Secondo gli avvocati pisani, l’iniziativa "non si configura affatto come una semplice riapertura della preesistente sezione distaccata", ma rappresenterebbe la creazione di un tribunale ex novo, con l’inclusione di quattro comuni – San Miniato, Santa Croce sull'Arno, Montopoli in Val d'Arno e Castelfranco di Sotto– storicamente appartenenti alla circoscrizione del tribunale di Pisa. Una scelta che comporterebbe "la sottrazione alla competenza del Tribunale di Pisa di un territorio ampio e strategico, senza alcuna valida motivazione se non quella che appare essere un mero interesse corporativo dei promotori".

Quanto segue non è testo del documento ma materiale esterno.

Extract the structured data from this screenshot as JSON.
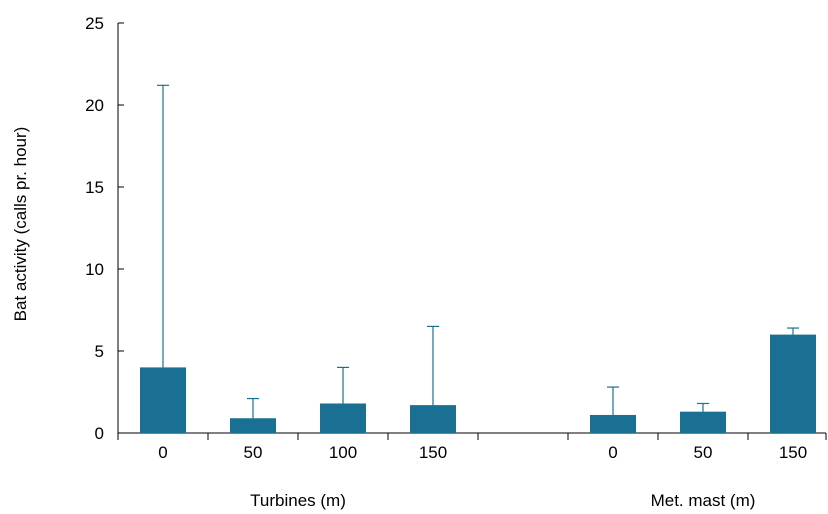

La proposta viene definita inoltre "tanto più inaccettabile e strumentale" alla luce dell’impegno recente dell’Ordine pisano, insieme alle istituzioni locali, per salvaguardare i presidi di giustizia nell’area, in particolare rispetto al rischio di chiusura degli uffici del giudice di pace di San Miniato per carenza di personale.
Per l’Ordine, la realizzazione del progetto empolese "rappresenterebbe un gravissimo pregiudizio per tutta la provincia di Pisa", con ricadute negative sulla coesione territoriale. Da qui l’appello alle istituzioni e alle forze politiche e sociali provinciali affinché esprimano "in maniera forte, chiara e unitaria il loro incondizionato dissenso".